The development of this potential vaccine, safe for humans, is sufficiently advanced to be tested in 2,600 women in southern Africa.

" These results represent an important step" toward the creation of a vaccine said study director, virologist Dan Barouch, in a statement in The Lancet.

However, he warned that there is no guarantee that the following tests will be positive "We must be cautious," he told AFP

The two-thirds Rhesus macaques who underwent treatment were protected by the vaccine in laboratory tests.

The largest tests are expected in 2021 or 2022.

It is the "fifth concept of vaccine against HIV tested in 35 years according to Barouch.

Another, called RV144, has shown that it protects humans from HIV to some extent.In 2009, a study showed that the risk of infection was reduced by 31.2% among 16,000 volunteers in Thailand [19659004] The study published Saturday was conducted among 393 healthy, seronegative adults, between 18 and 50 years of age in East Africa, South Africa in Thailand and the United States. Some of them received a placebo

The tests showed the safety of the vaccine combination, which included different types of HIV virus, with only five participants having adverse effects such as diarrhea or diarrhea. dizziness

two thirds of the 72 macaques treated by researchers after the oculation of the virus

Some specialists interviewed by AFP welcomed this progress.

"We both need a vaccine," says François Venter of the University of California. Witwatersrand (South Africa). But " we already knew this: promising experimental vaccines that do not materialize."

"Surely this is not the definitive vaccine, but it can be a phenomenal advance," says Jean-Daniel Lelièvre.
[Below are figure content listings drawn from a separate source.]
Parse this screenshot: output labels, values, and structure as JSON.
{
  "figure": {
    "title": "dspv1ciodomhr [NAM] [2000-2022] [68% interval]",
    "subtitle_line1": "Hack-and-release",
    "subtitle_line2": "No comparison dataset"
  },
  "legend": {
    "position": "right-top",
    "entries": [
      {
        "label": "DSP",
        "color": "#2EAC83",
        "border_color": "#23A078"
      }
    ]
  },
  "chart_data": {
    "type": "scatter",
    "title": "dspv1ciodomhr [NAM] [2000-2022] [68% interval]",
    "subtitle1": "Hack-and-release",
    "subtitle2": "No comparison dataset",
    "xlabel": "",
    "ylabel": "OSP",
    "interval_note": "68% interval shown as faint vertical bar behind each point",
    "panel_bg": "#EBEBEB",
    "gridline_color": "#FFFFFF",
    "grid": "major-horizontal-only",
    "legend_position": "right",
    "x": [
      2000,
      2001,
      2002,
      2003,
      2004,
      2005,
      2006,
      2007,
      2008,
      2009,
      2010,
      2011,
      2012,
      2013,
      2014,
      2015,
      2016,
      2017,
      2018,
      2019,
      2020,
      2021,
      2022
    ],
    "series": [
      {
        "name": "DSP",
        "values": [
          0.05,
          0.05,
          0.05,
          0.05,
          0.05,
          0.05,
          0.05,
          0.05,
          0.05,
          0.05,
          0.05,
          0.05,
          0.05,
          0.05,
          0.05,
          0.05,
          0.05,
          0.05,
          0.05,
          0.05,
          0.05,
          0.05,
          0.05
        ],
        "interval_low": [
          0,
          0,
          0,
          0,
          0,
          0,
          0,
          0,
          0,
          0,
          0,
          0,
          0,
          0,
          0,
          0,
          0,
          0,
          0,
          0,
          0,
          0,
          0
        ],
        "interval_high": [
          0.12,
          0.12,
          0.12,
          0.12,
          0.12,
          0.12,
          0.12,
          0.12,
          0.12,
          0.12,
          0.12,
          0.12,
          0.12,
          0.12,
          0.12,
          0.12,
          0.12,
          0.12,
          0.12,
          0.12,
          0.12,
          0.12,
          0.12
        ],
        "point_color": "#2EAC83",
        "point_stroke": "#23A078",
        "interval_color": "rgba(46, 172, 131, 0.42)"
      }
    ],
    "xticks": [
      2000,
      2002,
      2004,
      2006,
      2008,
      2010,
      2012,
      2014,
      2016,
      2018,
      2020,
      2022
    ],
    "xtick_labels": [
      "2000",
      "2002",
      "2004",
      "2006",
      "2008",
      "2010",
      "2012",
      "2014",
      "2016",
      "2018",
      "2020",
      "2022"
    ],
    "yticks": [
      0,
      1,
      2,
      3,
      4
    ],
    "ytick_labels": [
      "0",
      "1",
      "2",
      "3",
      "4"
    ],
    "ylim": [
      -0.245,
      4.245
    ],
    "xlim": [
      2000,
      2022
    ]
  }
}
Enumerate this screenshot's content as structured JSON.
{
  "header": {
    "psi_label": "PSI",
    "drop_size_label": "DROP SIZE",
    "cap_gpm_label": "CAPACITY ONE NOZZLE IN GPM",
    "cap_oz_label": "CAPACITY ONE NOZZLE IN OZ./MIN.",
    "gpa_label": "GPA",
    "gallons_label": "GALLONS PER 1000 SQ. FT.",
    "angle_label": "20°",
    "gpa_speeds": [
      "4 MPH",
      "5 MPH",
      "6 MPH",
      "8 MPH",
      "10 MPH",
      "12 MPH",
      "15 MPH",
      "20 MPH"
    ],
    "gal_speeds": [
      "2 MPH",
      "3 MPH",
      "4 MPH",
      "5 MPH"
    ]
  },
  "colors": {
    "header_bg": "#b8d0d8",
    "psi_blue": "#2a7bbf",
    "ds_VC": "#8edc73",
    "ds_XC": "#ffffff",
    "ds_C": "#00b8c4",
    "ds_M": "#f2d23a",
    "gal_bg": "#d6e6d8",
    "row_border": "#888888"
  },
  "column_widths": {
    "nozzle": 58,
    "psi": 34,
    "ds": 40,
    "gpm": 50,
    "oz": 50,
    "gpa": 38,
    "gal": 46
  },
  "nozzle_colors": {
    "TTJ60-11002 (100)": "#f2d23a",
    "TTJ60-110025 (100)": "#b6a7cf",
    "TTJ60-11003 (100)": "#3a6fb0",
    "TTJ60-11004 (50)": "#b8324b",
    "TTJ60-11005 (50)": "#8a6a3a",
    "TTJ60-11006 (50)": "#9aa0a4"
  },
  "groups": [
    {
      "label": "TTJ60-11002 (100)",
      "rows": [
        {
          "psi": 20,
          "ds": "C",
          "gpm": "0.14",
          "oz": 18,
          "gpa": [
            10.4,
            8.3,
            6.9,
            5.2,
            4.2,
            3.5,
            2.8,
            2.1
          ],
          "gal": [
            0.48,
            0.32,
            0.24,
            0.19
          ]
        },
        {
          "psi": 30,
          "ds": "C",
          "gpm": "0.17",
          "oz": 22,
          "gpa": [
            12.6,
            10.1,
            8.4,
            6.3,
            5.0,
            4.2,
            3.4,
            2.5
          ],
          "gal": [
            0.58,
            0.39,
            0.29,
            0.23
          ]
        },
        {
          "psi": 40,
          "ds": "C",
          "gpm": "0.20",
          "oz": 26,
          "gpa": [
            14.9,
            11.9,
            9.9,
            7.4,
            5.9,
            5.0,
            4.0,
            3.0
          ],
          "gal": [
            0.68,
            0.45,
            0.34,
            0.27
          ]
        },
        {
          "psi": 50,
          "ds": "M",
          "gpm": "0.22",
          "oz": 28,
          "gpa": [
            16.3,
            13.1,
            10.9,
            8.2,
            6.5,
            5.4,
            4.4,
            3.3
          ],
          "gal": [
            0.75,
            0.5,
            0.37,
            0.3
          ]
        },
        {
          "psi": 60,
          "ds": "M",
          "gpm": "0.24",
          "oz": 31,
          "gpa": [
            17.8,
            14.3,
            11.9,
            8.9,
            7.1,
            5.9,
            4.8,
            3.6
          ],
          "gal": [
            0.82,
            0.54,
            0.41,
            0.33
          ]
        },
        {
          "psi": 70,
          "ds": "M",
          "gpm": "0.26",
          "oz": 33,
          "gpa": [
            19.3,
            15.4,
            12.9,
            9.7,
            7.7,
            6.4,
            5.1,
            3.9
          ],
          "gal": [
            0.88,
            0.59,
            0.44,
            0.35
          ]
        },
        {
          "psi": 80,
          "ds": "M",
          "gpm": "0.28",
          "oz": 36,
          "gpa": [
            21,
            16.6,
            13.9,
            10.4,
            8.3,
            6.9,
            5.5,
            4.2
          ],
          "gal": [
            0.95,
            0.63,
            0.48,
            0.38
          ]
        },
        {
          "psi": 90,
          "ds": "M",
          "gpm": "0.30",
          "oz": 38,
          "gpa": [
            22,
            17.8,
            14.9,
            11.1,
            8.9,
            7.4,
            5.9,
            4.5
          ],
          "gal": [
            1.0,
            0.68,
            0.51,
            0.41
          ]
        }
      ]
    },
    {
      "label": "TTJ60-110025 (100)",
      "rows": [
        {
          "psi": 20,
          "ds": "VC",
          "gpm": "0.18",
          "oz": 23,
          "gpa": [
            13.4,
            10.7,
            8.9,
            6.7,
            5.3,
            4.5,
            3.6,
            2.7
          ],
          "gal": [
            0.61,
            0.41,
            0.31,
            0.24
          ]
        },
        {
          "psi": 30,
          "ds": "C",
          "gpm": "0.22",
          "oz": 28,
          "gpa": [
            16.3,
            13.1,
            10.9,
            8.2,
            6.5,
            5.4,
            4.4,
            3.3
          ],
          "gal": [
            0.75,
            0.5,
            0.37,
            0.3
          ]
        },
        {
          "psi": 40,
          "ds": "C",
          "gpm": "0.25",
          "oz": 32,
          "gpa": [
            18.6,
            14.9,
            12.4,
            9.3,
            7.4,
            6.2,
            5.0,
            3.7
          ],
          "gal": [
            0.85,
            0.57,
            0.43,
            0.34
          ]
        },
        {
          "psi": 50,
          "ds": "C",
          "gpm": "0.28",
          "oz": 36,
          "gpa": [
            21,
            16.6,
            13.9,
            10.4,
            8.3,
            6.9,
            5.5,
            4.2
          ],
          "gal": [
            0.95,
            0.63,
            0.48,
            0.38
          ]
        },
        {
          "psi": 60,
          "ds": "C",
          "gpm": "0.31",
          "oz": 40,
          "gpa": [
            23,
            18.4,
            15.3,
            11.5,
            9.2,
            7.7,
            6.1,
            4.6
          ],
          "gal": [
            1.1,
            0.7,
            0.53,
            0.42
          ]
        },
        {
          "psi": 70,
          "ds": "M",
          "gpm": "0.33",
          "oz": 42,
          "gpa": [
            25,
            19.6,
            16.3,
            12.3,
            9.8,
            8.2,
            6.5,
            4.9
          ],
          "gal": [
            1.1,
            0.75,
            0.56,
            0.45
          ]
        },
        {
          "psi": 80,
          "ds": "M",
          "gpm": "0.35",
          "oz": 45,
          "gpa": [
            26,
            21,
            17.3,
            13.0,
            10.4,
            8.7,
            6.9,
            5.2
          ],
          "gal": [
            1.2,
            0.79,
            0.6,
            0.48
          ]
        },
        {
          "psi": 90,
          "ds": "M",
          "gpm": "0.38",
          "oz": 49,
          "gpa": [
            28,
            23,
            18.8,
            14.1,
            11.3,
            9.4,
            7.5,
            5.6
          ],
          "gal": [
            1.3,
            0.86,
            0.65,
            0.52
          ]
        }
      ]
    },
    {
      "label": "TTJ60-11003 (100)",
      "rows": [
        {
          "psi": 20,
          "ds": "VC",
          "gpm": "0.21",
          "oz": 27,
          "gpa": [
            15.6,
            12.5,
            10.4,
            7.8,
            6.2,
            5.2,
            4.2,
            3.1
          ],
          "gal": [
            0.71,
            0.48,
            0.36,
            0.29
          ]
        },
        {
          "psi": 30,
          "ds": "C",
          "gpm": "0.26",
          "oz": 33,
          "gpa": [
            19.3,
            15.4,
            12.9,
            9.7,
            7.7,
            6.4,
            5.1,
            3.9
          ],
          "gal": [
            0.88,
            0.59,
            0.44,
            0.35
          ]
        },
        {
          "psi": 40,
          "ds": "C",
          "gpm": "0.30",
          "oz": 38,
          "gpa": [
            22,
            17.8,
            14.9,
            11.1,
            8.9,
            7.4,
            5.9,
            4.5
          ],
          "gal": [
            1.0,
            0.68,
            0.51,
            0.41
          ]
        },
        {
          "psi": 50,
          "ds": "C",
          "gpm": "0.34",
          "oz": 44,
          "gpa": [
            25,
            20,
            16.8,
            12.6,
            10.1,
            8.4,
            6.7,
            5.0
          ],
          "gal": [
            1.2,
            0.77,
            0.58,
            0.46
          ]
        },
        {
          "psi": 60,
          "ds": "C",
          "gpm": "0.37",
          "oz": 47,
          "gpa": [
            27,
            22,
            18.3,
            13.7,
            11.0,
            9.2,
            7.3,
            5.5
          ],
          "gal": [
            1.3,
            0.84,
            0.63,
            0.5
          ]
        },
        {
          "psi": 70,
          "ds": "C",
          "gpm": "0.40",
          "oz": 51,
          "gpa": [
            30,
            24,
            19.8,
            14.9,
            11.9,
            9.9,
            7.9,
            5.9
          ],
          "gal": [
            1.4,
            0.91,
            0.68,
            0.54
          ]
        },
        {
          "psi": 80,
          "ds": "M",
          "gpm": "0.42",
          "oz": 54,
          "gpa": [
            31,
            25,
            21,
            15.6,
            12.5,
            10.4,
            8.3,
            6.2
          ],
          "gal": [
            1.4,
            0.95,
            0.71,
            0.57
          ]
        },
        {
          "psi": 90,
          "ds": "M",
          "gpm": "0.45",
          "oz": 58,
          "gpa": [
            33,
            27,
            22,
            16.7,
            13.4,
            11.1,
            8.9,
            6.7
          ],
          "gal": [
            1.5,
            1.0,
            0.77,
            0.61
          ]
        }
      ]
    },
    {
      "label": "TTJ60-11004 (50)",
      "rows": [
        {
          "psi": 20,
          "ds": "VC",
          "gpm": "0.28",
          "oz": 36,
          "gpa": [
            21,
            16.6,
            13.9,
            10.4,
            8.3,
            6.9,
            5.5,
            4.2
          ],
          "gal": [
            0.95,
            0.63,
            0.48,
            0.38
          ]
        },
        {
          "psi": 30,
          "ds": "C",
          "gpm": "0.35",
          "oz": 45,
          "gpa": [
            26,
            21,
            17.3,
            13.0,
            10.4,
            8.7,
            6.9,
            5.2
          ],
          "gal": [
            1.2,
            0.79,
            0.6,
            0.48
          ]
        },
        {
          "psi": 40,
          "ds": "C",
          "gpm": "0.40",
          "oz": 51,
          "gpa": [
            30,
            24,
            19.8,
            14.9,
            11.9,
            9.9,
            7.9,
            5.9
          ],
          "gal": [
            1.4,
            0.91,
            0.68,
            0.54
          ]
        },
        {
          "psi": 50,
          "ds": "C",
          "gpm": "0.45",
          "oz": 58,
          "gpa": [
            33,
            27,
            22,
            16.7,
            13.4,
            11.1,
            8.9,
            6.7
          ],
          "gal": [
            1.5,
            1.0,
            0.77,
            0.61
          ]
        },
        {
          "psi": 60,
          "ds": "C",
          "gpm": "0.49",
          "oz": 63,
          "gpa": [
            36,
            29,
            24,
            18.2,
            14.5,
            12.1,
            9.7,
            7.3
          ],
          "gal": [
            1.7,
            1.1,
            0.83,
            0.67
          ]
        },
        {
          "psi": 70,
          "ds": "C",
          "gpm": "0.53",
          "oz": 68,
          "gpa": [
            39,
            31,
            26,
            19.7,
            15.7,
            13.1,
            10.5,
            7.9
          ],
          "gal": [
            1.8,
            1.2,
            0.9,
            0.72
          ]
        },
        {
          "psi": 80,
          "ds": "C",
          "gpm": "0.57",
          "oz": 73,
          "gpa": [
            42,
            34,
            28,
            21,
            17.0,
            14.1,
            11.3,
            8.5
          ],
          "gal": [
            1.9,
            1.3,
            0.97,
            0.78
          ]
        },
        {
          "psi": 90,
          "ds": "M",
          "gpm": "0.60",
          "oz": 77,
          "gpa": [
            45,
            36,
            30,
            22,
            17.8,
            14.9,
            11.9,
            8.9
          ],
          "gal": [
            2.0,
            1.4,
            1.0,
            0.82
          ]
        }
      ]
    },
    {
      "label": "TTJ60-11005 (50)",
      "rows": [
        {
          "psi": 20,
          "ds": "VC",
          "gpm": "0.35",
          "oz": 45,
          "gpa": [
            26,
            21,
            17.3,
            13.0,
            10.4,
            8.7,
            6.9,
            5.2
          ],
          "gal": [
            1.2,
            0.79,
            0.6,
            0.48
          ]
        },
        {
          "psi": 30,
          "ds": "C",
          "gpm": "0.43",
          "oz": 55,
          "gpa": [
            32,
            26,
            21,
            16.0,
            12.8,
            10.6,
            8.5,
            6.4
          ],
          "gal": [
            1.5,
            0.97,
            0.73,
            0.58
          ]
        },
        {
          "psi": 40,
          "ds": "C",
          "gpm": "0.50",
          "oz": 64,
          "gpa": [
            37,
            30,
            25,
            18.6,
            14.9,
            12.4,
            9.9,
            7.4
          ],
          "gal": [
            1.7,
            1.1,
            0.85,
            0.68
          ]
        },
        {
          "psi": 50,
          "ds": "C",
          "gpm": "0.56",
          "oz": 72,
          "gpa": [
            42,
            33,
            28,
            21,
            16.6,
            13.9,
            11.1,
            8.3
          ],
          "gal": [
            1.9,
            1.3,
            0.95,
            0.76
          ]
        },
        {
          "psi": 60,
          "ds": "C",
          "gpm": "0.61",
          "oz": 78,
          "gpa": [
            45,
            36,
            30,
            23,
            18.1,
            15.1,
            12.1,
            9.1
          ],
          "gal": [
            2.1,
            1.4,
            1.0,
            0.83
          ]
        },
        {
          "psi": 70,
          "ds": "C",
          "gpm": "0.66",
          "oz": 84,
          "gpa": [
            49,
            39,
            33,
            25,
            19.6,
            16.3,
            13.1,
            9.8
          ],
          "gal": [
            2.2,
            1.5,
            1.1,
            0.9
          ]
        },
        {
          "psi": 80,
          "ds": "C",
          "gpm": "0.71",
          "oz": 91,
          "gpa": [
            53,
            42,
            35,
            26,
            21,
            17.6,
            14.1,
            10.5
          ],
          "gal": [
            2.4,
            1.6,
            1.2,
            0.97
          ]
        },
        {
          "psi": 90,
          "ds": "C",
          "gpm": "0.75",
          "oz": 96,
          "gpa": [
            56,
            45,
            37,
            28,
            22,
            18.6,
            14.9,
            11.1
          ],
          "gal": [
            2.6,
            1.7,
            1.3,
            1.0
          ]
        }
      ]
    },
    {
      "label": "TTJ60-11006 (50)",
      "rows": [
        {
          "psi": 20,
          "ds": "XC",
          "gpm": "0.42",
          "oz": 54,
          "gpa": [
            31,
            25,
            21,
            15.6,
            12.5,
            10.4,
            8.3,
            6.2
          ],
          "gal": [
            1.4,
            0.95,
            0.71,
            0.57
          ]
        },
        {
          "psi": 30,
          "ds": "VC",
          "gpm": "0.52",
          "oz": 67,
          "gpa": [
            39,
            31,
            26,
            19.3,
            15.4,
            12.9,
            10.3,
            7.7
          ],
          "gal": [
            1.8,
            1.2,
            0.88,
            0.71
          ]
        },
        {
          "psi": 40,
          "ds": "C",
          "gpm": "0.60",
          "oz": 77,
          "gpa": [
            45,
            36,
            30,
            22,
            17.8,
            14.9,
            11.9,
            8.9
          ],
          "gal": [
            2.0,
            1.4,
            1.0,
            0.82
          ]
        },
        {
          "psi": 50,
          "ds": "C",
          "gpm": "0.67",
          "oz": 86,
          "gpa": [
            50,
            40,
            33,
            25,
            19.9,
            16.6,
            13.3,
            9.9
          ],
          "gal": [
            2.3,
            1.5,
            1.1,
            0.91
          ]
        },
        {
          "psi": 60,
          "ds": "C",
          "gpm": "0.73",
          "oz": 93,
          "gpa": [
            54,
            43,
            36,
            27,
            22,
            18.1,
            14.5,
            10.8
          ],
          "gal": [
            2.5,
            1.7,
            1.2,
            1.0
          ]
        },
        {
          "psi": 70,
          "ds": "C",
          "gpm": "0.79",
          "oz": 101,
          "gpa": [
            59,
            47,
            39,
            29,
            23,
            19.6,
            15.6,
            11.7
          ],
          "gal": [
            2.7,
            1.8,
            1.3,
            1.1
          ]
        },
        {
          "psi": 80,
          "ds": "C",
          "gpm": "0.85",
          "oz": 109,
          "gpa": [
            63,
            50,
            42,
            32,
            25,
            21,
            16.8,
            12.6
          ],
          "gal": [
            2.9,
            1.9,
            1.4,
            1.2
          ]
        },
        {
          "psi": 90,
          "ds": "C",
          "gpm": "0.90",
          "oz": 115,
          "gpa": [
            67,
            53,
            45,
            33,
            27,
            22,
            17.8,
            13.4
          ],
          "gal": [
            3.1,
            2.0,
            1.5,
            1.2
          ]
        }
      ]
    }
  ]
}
Vaccine Research Institute. "At best" these surveys will produce a vaccine that can be administered in "almost 10 years."

About 3 7 million people are living with HIV or AIDS, according to the World Health Organization (WHO). WHO), and 1.8 million people contract it each year . The disease has killed about 35 million of the 80 million that it has infected since its first diagnosis in the 1980s.

Despite advances in medicine in the prevention and treatment of the disease, (PrEP, antiretrovirals , triterapias), the researchers insist on measures to be taken to avoid infection: protection during sex, use of new syringes, sterilization of medical equipment, etc.